NEW YORK ( TheStreet) -- PetMed Express (Nasdaq: PETS) has been downgraded by TheStreet Ratings from buy to hold. The company's strengths can be seen in multiple areas, such as its revenue growth, largely solid financial position with reasonable debt levels by most measures and reasonable valuation levels. However, as a counter to these strengths, we also find weaknesses including poor profit margins, a generally disappointing performance in the stock itself and deteriorating net income. Highlights from the ratings report include:
- PETS's revenue growth trails the industry average of 21.8%. Since the same quarter one year prior, revenues slightly increased by 9.8%. This growth in revenue appears to have trickled down to the company's bottom line, improving the earnings per share.
- PETS has no debt to speak of therefore resulting in a debt-to-equity ratio of zero, which we consider to be a relatively favorable sign.
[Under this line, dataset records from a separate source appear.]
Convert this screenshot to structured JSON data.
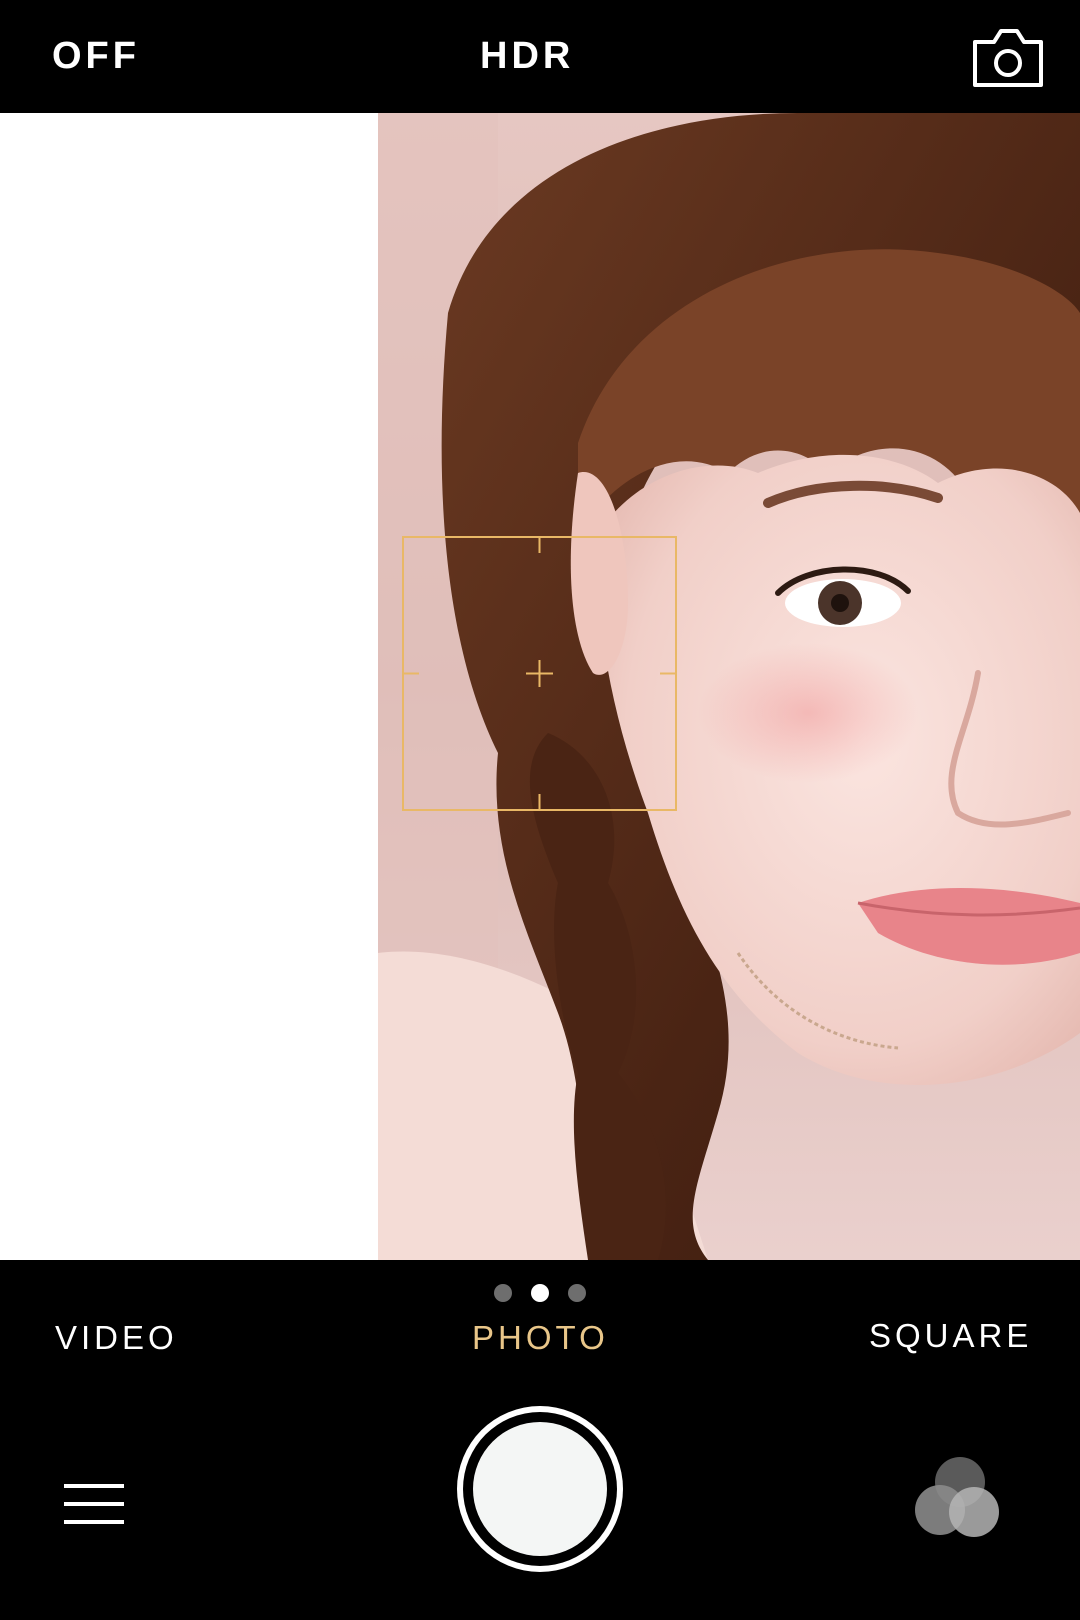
{
  "top_bar": {
    "flash_label": "OFF",
    "hdr_label": "HDR",
    "switch_camera_icon": "camera-switch-icon"
  },
  "viewfinder": {
    "focus_icon": "focus-crosshair-icon",
    "accent_color": "#e9b866"
  },
  "bottom_bar": {
    "page_indicator": {
      "total": 3,
      "active_index": 1
    },
    "modes": [
      "VIDEO",
      "PHOTO",
      "SQUARE"
    ],
    "active_mode": "PHOTO",
    "active_color": "#e9c689",
    "shutter_icon": "shutter-button",
    "menu_icon": "hamburger-menu-icon",
    "filters_icon": "filters-circles-icon"
  }
}
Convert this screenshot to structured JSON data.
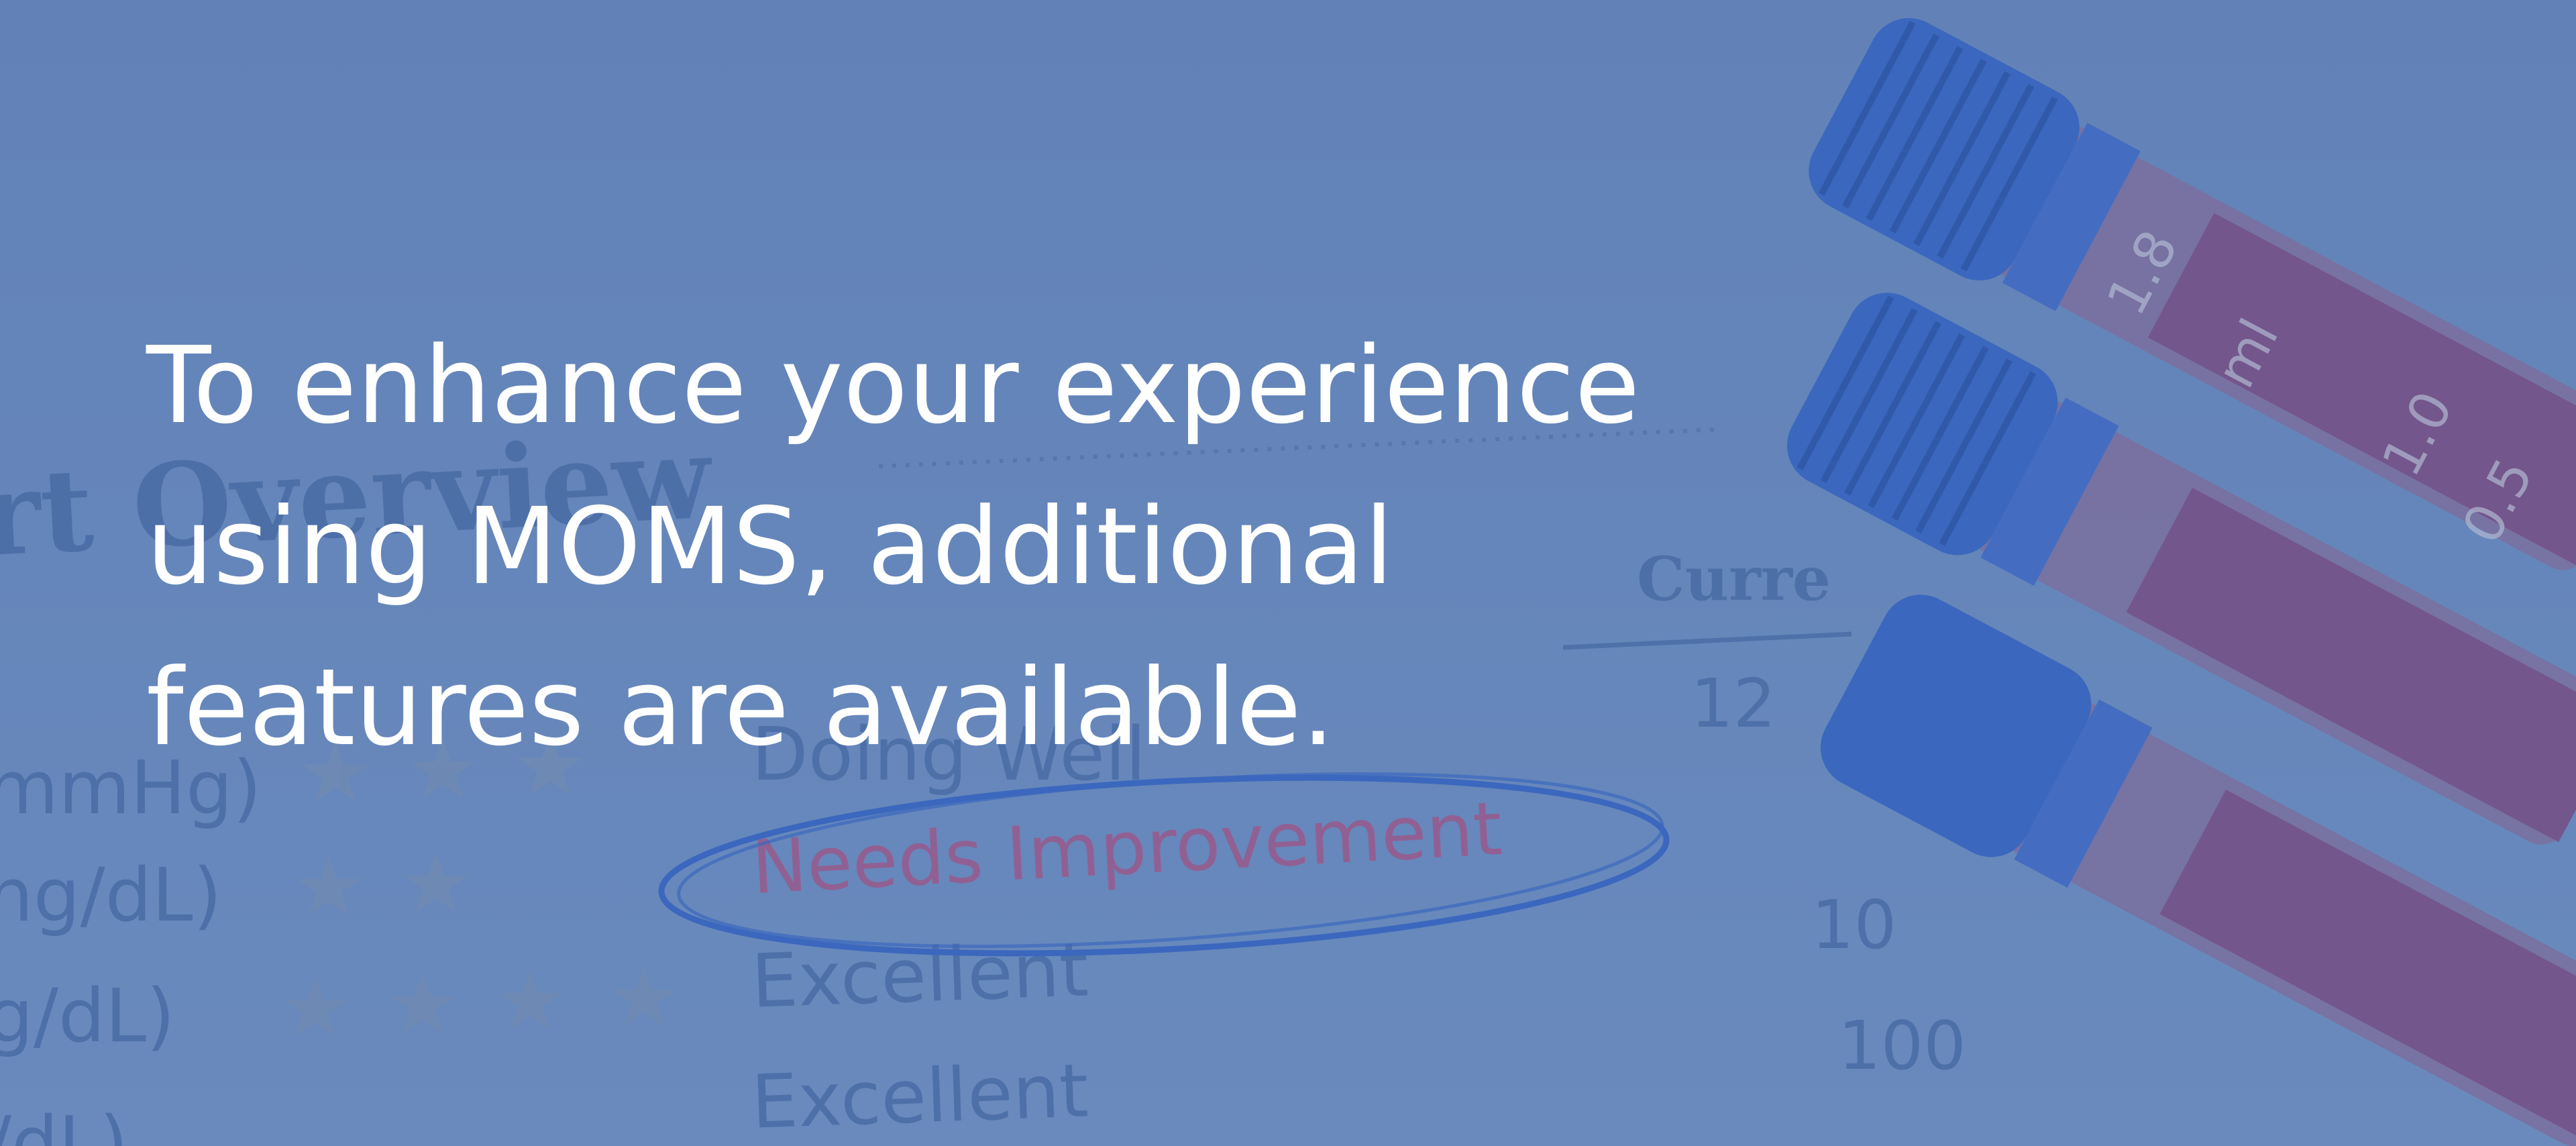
{
  "headline": {
    "line1": "To enhance your experience",
    "line2": "using MOMS, additional",
    "line3": "features are available."
  },
  "photo": {
    "report_title_fragment": "rt Overview",
    "column_header_fragment": "Curre",
    "status_doing_well": "Doing Well",
    "status_needs_improvement": "Needs Improvement",
    "status_excellent_1": "Excellent",
    "status_excellent_2": "Excellent",
    "unit_mmhg": "mmHg)",
    "unit_mgdl_1": "ng/dL)",
    "unit_mgdl_2": "g/dL)",
    "unit_mgdl_3": "/dL)",
    "value_120": "12",
    "value_100a": "10",
    "value_100b": "100",
    "tube_label_ml": "ml",
    "tube_mark_18": "1.8",
    "tube_mark_10": "1.0",
    "tube_mark_05": "0.5"
  },
  "colors": {
    "overlay": "#587eba",
    "text": "#ffffff",
    "cap_blue": "#2f5fc0",
    "needs_improvement_pink": "#b44a7a"
  }
}
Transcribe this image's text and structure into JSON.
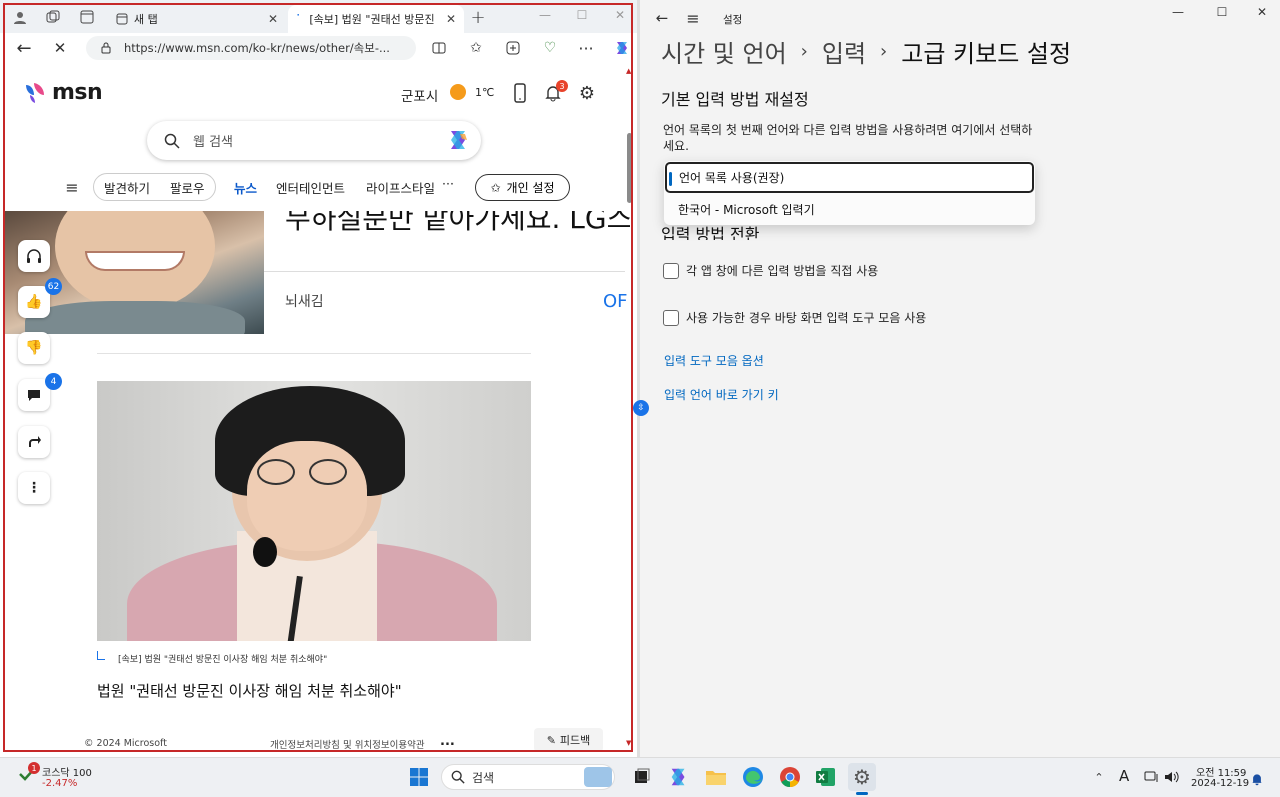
{
  "browser": {
    "tabs": [
      {
        "label": "새 탭"
      },
      {
        "label": "[속보] 법원 \"권태선 방문진"
      }
    ],
    "new_tab": "+",
    "url": "https://www.msn.com/ko-kr/news/other/속보-..."
  },
  "msn": {
    "logo_text": "msn",
    "location": "군포시",
    "temperature": "1℃",
    "notification_count": "3",
    "search_placeholder": "웹 검색",
    "nav": {
      "discover": "발견하기",
      "follow": "팔로우",
      "news": "뉴스",
      "entertainment": "엔터테인먼트",
      "lifestyle": "라이프스타일",
      "more": "···",
      "personalize": "개인 설정"
    },
    "ad_headline": "무하실분만 맡아가세요. LG스탠",
    "ad_source": "뇌새김",
    "ad_cta": "OF",
    "like_count": "62",
    "comment_count": "4",
    "caption": "[속보] 법원 \"권태선 방문진 이사장 해임 처분 취소해야\"",
    "headline": "법원 \"권태선 방문진 이사장 해임 처분 취소해야\"",
    "footer_copyright": "© 2024 Microsoft",
    "footer_links": "개인정보처리방침 및 위치정보이용약관",
    "footer_more": "...",
    "feedback": "피드백"
  },
  "settings": {
    "app_title": "설정",
    "breadcrumb": [
      "시간 및 언어",
      "입력",
      "고급 키보드 설정"
    ],
    "sep": "›",
    "section_default": "기본 입력 방법 재설정",
    "description": "언어 목록의 첫 번째 언어와 다른 입력 방법을 사용하려면 여기에서 선택하세요.",
    "dropdown_options": [
      "언어 목록 사용(권장)",
      "한국어 - Microsoft 입력기"
    ],
    "section_switch": "입력 방법 전환",
    "checkbox1": "각 앱 창에 다른 입력 방법을 직접 사용",
    "checkbox2": "사용 가능한 경우 바탕 화면 입력 도구 모음 사용",
    "link1": "입력 도구 모음 옵션",
    "link2": "입력 언어 바로 가기 키"
  },
  "taskbar": {
    "stock_name": "코스닥 100",
    "stock_change": "-2.47%",
    "stock_badge": "1",
    "search_label": "검색",
    "ime": "A",
    "time": "오전 11:59",
    "date": "2024-12-19"
  }
}
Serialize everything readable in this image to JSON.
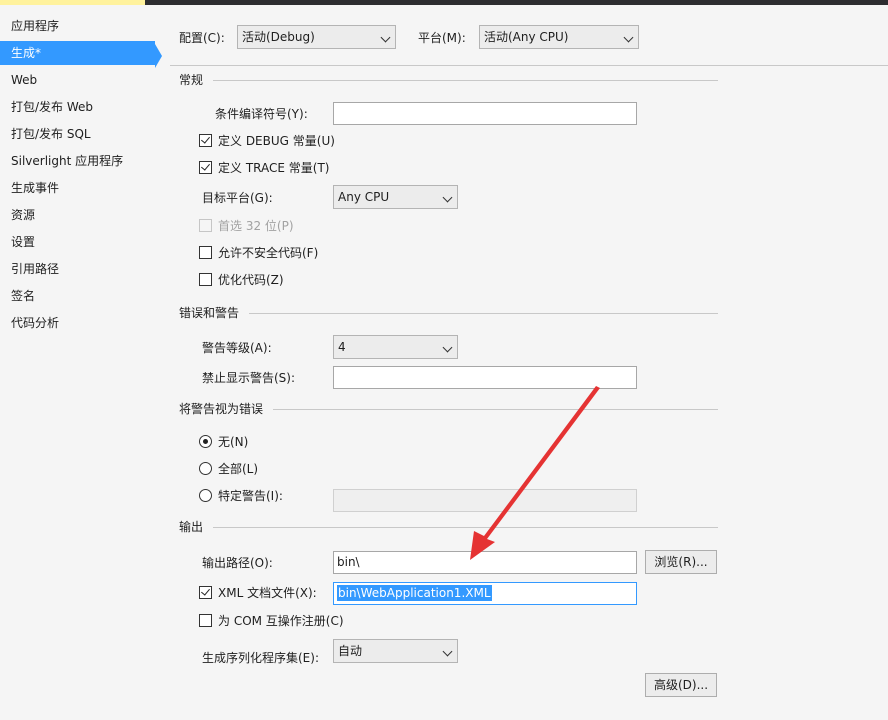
{
  "colors": {
    "accent": "#3399ff",
    "annotation_arrow": "#e53333",
    "tab_active": "#fff29d"
  },
  "sidebar": {
    "items": [
      {
        "label": "应用程序",
        "selected": false
      },
      {
        "label": "生成*",
        "selected": true
      },
      {
        "label": "Web",
        "selected": false
      },
      {
        "label": "打包/发布 Web",
        "selected": false
      },
      {
        "label": "打包/发布 SQL",
        "selected": false
      },
      {
        "label": "Silverlight 应用程序",
        "selected": false
      },
      {
        "label": "生成事件",
        "selected": false
      },
      {
        "label": "资源",
        "selected": false
      },
      {
        "label": "设置",
        "selected": false
      },
      {
        "label": "引用路径",
        "selected": false
      },
      {
        "label": "签名",
        "selected": false
      },
      {
        "label": "代码分析",
        "selected": false
      }
    ]
  },
  "config": {
    "configuration_label": "配置(C):",
    "configuration_value": "活动(Debug)",
    "platform_label": "平台(M):",
    "platform_value": "活动(Any CPU)"
  },
  "general": {
    "title": "常规",
    "conditional_symbols_label": "条件编译符号(Y):",
    "conditional_symbols_value": "",
    "define_debug": {
      "label": "定义 DEBUG 常量(U)",
      "checked": true
    },
    "define_trace": {
      "label": "定义 TRACE 常量(T)",
      "checked": true
    },
    "target_platform_label": "目标平台(G):",
    "target_platform_value": "Any CPU",
    "prefer32": {
      "label": "首选 32 位(P)",
      "checked": false,
      "disabled": true
    },
    "allow_unsafe": {
      "label": "允许不安全代码(F)",
      "checked": false
    },
    "optimize": {
      "label": "优化代码(Z)",
      "checked": false
    }
  },
  "errors": {
    "title": "错误和警告",
    "warning_level_label": "警告等级(A):",
    "warning_level_value": "4",
    "suppress_label": "禁止显示警告(S):",
    "suppress_value": ""
  },
  "treat_warnings": {
    "title": "将警告视为错误",
    "options": [
      {
        "label": "无(N)",
        "selected": true
      },
      {
        "label": "全部(L)",
        "selected": false
      },
      {
        "label": "特定警告(I):",
        "selected": false
      }
    ],
    "specific_value": ""
  },
  "output": {
    "title": "输出",
    "path_label": "输出路径(O):",
    "path_value": "bin\\",
    "browse_label": "浏览(R)...",
    "xml_doc": {
      "label": "XML 文档文件(X):",
      "checked": true,
      "value": "bin\\WebApplication1.XML"
    },
    "com_register": {
      "label": "为 COM 互操作注册(C)",
      "checked": false
    },
    "serialization_label": "生成序列化程序集(E):",
    "serialization_value": "自动",
    "advanced_label": "高级(D)..."
  }
}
Along with this, the company maintains a quick ratio of 6.25, which clearly demonstrates the ability to cover short-term cash needs.
- PETS has underperformed the S&P 500 Index, declining 11.17% from its price level of one year ago. The fact that the stock is now selling for less than others in its industry in relation to its current earnings is not reason enough to justify a buy rating at this time.
- The gross profit margin for PETMED EXPRESS INC is currently lower than what is desirable, coming in at 33.90%. It has decreased from the same quarter the previous year. Regardless of the weak results of the gross profit margin, the net profit margin of 7.10% is above that of the industry average.